Home > Back-end >  Simulate Multithreading with semaphores in a single thread
Simulate Multithreading with semaphores in a single thread

Time:11-12

I want to simulate the firmware (C ) of an embedded device on a Windows machine (C ). The firmware runs on a microcontroller (nRF5340) and runs Zephyr as an operating systes. Within the real firmware there are multiple tasks.

The challenge is now: I want to be able to create multiple instances of one virtual device, but each device should only run in one single thread.

Semaphores are used for multi-threading (in the firmware), which are blocked or released. Is there a way I can use semaphores in a single thread and implement a kind of context switch?

So that, for example, a function is called that runs through to a semaphore. When the semaphore is reached, a new function can be called which releases the previous semaphore so that the original function can continue (but all in one single thread).

CodePudding user response:

This can be done with coroutines. A coroutine is like a function, but at some point in the body the programmer calls yield. This saves the state of the coroutine. It can be resumed later at the point where it yielded.

Coroutines were added to C 20. However, they didn't yet add specification for a task-management library. It would be a significant amount of work to implement yourself. You can find 3rd party ones. Boost also has 3 coroutine libraries that predate C 20 (1 old, 1 current, and 1 specifically for Asio). Using a 3rd party task-management library is probably the superior approach, but you will have to use C 20 and learn a new library that might go obsolete pretty quickly.

Alternatively you could make a work-around if you allowed each virtual device to spawn an actual thread for each of its simulated threads, then programmed some kind of synchronization so only 1 thread per virtual device runs at any given time. You're essentially taking advantage of the fact that a real thread has context switching built in. I would use this approach, as it avoids a lot of development on things tangential to your project, and I already know how to use threading tools.

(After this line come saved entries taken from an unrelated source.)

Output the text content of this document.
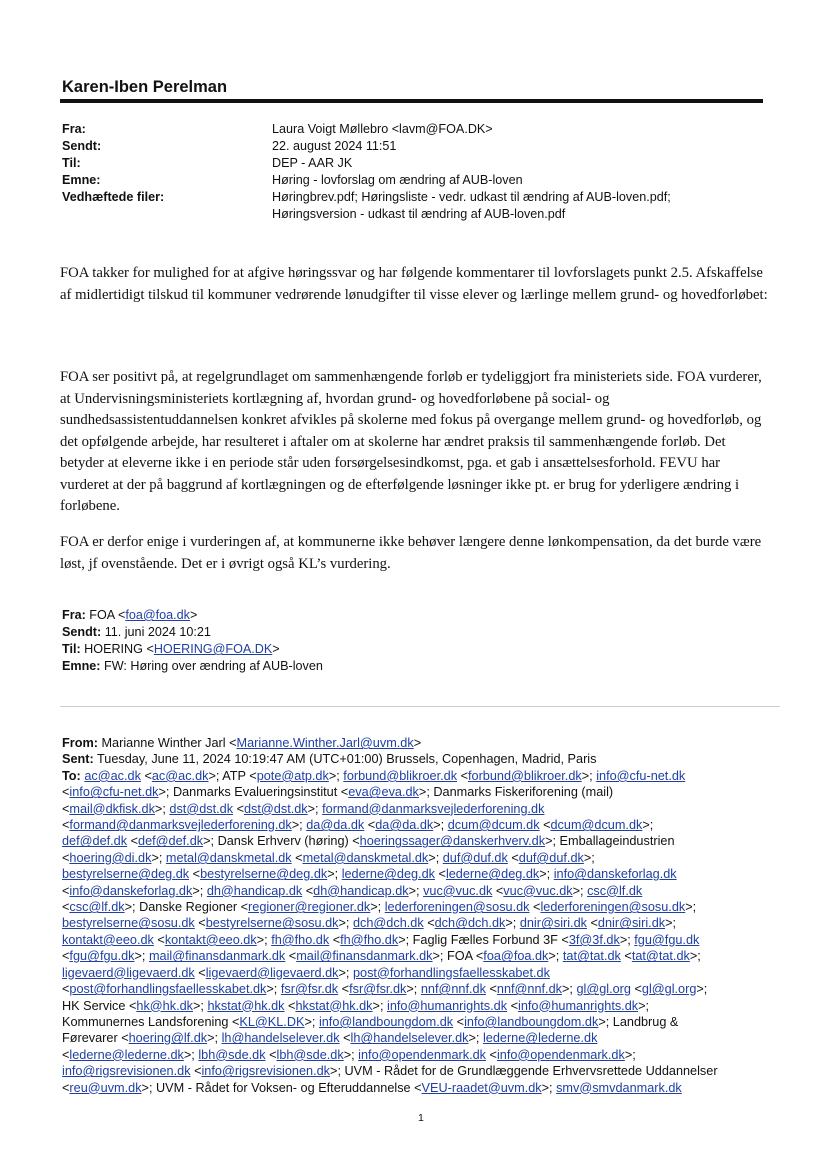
Karen-Iben Perelman
Fra:	Laura Voigt Møllebro <lavm@FOA.DK>
Sendt:	22. august 2024 11:51
Til:	DEP - AAR JK
Emne:	Høring - lovforslag om ændring af AUB-loven
Vedhæftede filer:	Høringbrev.pdf; Høringsliste - vedr. udkast til ændring af AUB-loven.pdf; Høringsversion - udkast til ændring af AUB-loven.pdf
FOA takker for mulighed for at afgive høringssvar og har følgende kommentarer til lovforslagets punkt 2.5. Afskaffelse af midlertidigt tilskud til kommuner vedrørende lønudgifter til visse elever og lærlinge mellem grund- og hovedforløbet:
FOA ser positivt på, at regelgrundlaget om sammenhængende forløb er tydeliggjort fra ministeriets side. FOA vurderer, at Undervisningsministeriets kortlægning af, hvordan grund- og hovedforløbene på social- og sundhedsassistentuddannelsen konkret afvikles på skolerne med fokus på overgange mellem grund- og hovedforløb, og det opfølgende arbejde, har resulteret i aftaler om at skolerne har ændret praksis til sammenhængende forløb. Det betyder at eleverne ikke i en periode står uden forsørgelsesindkomst, pga. et gab i ansættelsesforhold. FEVU har vurderet at der på baggrund af kortlægningen og de efterfølgende løsninger ikke pt. er brug for yderligere ændring i forløbene.
FOA er derfor enige i vurderingen af, at kommunerne ikke behøver længere denne lønkompensation, da det burde være løst, jf ovenstående. Det er i øvrigt også KL’s vurdering.
Fra: FOA <foa@foa.dk>
Sendt: 11. juni 2024 10:21
Til: HOERING <HOERING@FOA.DK>
Emne: FW: Høring over ændring af AUB-loven
From: Marianne Winther Jarl <Marianne.Winther.Jarl@uvm.dk>
Sent: Tuesday, June 11, 2024 10:19:47 AM (UTC+01:00) Brussels, Copenhagen, Madrid, Paris
To: ac@ac.dk <ac@ac.dk>; ATP <pote@atp.dk>; forbund@blikroer.dk <forbund@blikroer.dk>; info@cfu-net.dk
<info@cfu-net.dk>; Danmarks Evalueringsinstitut <eva@eva.dk>; Danmarks Fiskeriforening (mail)
<mail@dkfisk.dk>; dst@dst.dk <dst@dst.dk>; formand@danmarksvejlederforening.dk
<formand@danmarksvejlederforening.dk>; da@da.dk <da@da.dk>; dcum@dcum.dk <dcum@dcum.dk>;
def@def.dk <def@def.dk>; Dansk Erhverv (høring) <hoeringssager@danskerhverv.dk>; Emballageindustrien
<hoering@di.dk>; metal@danskmetal.dk <metal@danskmetal.dk>; duf@duf.dk <duf@duf.dk>;
bestyrelserne@deg.dk <bestyrelserne@deg.dk>; lederne@deg.dk <lederne@deg.dk>; info@danskeforlag.dk
<info@danskeforlag.dk>; dh@handicap.dk <dh@handicap.dk>; vuc@vuc.dk <vuc@vuc.dk>; csc@lf.dk
<csc@lf.dk>; Danske Regioner <regioner@regioner.dk>; lederforeningen@sosu.dk <lederforeningen@sosu.dk>;
bestyrelserne@sosu.dk <bestyrelserne@sosu.dk>; dch@dch.dk <dch@dch.dk>; dnir@siri.dk <dnir@siri.dk>;
kontakt@eeo.dk <kontakt@eeo.dk>; fh@fho.dk <fh@fho.dk>; Faglig Fælles Forbund 3F <3f@3f.dk>; fgu@fgu.dk
<fgu@fgu.dk>; mail@finansdanmark.dk <mail@finansdanmark.dk>; FOA <foa@foa.dk>; tat@tat.dk <tat@tat.dk>;
ligevaerd@ligevaerd.dk <ligevaerd@ligevaerd.dk>; post@forhandlingsfaellesskabet.dk
<post@forhandlingsfaellesskabet.dk>; fsr@fsr.dk <fsr@fsr.dk>; nnf@nnf.dk <nnf@nnf.dk>; gl@gl.org <gl@gl.org>;
HK Service <hk@hk.dk>; hkstat@hk.dk <hkstat@hk.dk>; info@humanrights.dk <info@humanrights.dk>;
Kommunernes Landsforening <KL@KL.DK>; info@landboungdom.dk <info@landboungdom.dk>; Landbrug &
Førevarer <hoering@lf.dk>; lh@handelselever.dk <lh@handelselever.dk>; lederne@lederne.dk
<lederne@lederne.dk>; lbh@sde.dk <lbh@sde.dk>; info@opendenmark.dk <info@opendenmark.dk>;
info@rigsrevisionen.dk <info@rigsrevisionen.dk>; UVM - Rådet for de Grundlæggende Erhvervsrettede Uddannelser
<reu@uvm.dk>; UVM - Rådet for Voksen- og Efteruddannelse <VEU-raadet@uvm.dk>; smv@smvdanmark.dk
1
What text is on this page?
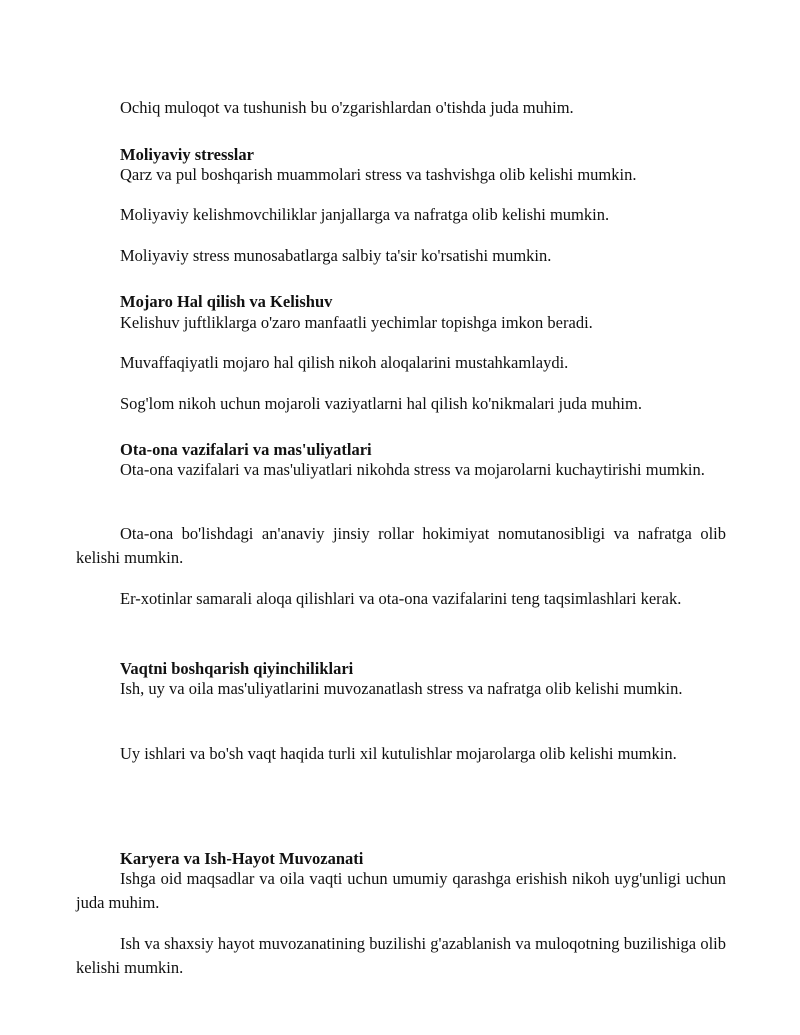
Ochiq muloqot va tushunish bu o'zgarishlardan o'tishda juda muhim.

Moliyaviy stresslar

Qarz va pul boshqarish muammolari stress va tashvishga olib kelishi mumkin.

Moliyaviy kelishmovchiliklar janjallarga va nafratga olib kelishi mumkin.

Moliyaviy stress munosabatlarga salbiy ta'sir ko'rsatishi mumkin.

Mojaro Hal qilish va Kelishuv

Kelishuv juftliklarga o'zaro manfaatli yechimlar topishga imkon beradi.

Muvaffaqiyatli mojaro hal qilish nikoh aloqalarini mustahkamlaydi.

Sog'lom nikoh uchun mojaroli vaziyatlarni hal qilish ko'nikmalari juda muhim.

Ota-ona vazifalari va mas'uliyatlari

Ota-ona vazifalari va mas'uliyatlari nikohda stress va mojarolarni kuchaytirishi mumkin.

Ota-ona bo'lishdagi an'anaviy jinsiy rollar hokimiyat nomutanosibligi va nafratga olib kelishi mumkin.

Er-xotinlar samarali aloqa qilishlari va ota-ona vazifalarini teng taqsimlashlari kerak.

Vaqtni boshqarish qiyinchiliklari

Ish, uy va oila mas'uliyatlarini muvozanatlash stress va nafratga olib kelishi mumkin.

Uy ishlari va bo'sh vaqt haqida turli xil kutulishlar mojarolarga olib kelishi mumkin.

Karyera va Ish-Hayot Muvozanati

Ishga oid maqsadlar va oila vaqti uchun umumiy qarashga erishish nikoh uyg'unligi uchun juda muhim.

Ish va shaxsiy hayot muvozanatining buzilishi g'azablanish va muloqotning buzilishiga olib kelishi mumkin.
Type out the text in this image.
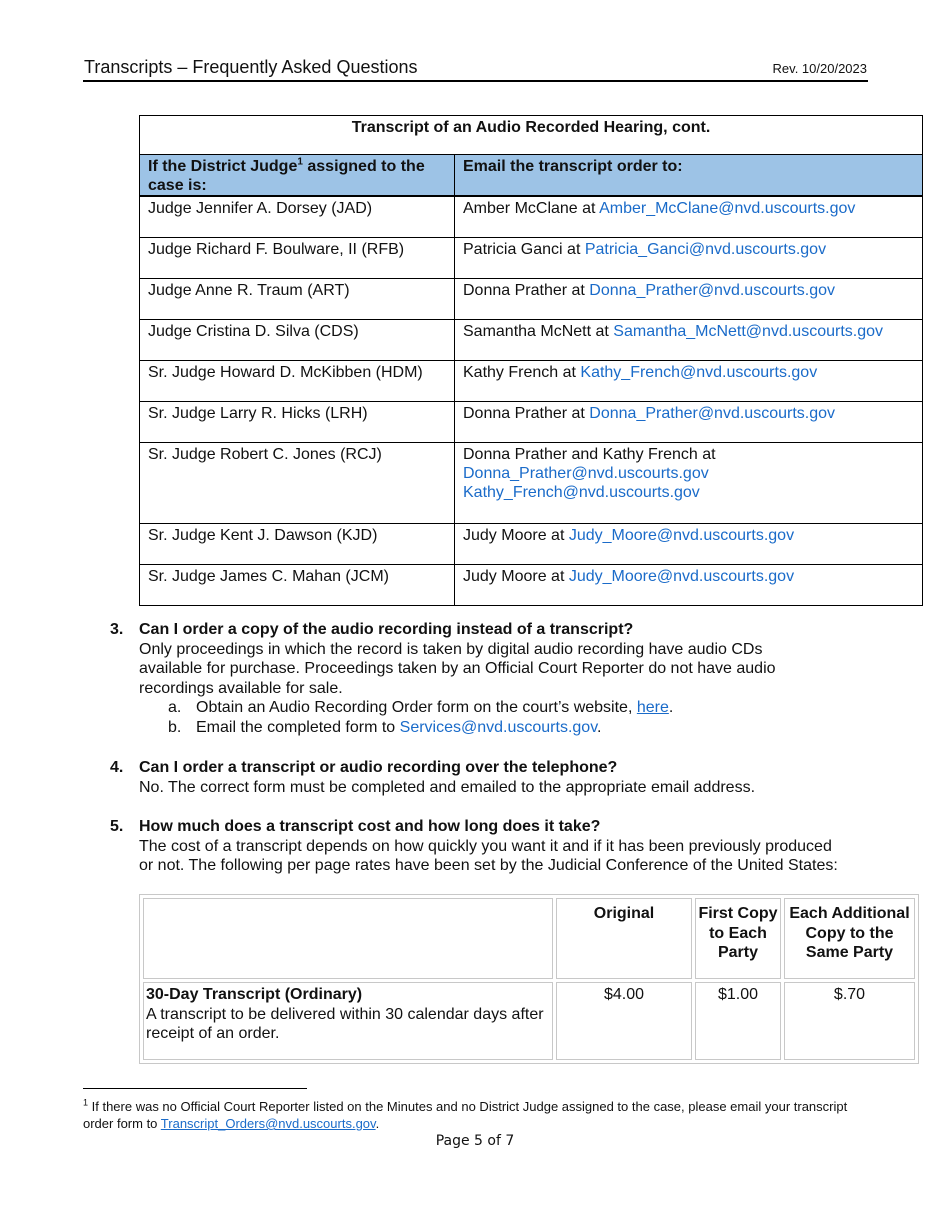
Transcripts – Frequently Asked Questions	Rev. 10/20/2023
Transcript of an Audio Recorded Hearing, cont.	
If the District Judge$^1$ assigned to the case is:	Email the transcript order to:
Judge Jennifer A. Dorsey (JAD)	Amber McClane at Amber_McClane@nvd.uscourts.gov
Judge Richard F. Boulware, II (RFB)	Patricia Ganci at Patricia_Ganci@nvd.uscourts.gov
Judge Anne R. Traum (ART)	Donna Prather at Donna_Prather@nvd.uscourts.gov
Judge Cristina D. Silva (CDS)	Samantha McNett at Samantha_McNett@nvd.uscourts.gov
Sr. Judge Howard D. McKibben (HDM)	Kathy French at Kathy_French@nvd.uscourts.gov
Sr. Judge Larry R. Hicks (LRH)	Donna Prather at Donna_Prather@nvd.uscourts.gov
Sr. Judge Robert C. Jones (RCJ)	Donna Prather and Kathy French at
Donna_Prather@nvd.uscourts.gov
Kathy_French@nvd.uscourts.gov

Sr. Judge Kent J. Dawson (KJD)	Judy Moore at Judy_Moore@nvd.uscourts.gov
Sr. Judge James C. Mahan (JCM)	Judy Moore at Judy_Moore@nvd.uscourts.gov
3. Can I order a copy of the audio recording instead of a transcript?
Only proceedings in which the record is taken by digital audio recording have audio CDs
available for purchase. Proceedings taken by an Official Court Reporter do not have audio
recordings available for sale.
a. Obtain an Audio Recording Order form on the court’s website, here.
b. Email the completed form to Services@nvd.uscourts.gov.
4. Can I order a transcript or audio recording over the telephone?
No. The correct form must be completed and emailed to the appropriate email address.
5. How much does a transcript cost and how long does it take?
The cost of a transcript depends on how quickly you want it and if it has been previously produced
or not. The following per page rates have been set by the Judicial Conference of the United States:
	Original	First Copy to Each Party	Each Additional Copy to the Same Party

30-Day Transcript (Ordinary)
A transcript to be delivered within 30 calendar days after receipt of an order.	$4.00	$1.00	$.70
$^1$ If there was no Official Court Reporter listed on the Minutes and no District Judge assigned to the case, please email your transcript order form to Transcript_Orders@nvd.uscourts.gov.
Page 5 of 7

Lastly, you could create a "stack" for each simulated thread and do the context switch yourself. You'd lose portability. Basically you're writing your own coroutine library, but it's tailored to your use case so it would be easier to use. However, the dev time would probably balance out with just learning how to use an existing library.

Going back to the middle approach (a real thread for each simulated thread)... your yielding function could look something like:

Each simulated thread has its own semaphore (so you can specify which to call):

void switch_to(T& other)
{
    other.up()
    me.down();
}

Or all simulated threads on a virtual device share a semaphore:

void switch()
{
    sem.up();
    sem.down();
}

(This approach only works if the semaphore implements fairness.)

Both ways, you init the semaphore with 0 passes and have each thread call down() on the semaphore as its first action (this inits each thread in a blocking state).

C doesn't have a standard semaphore, but you can implement one with condition variables.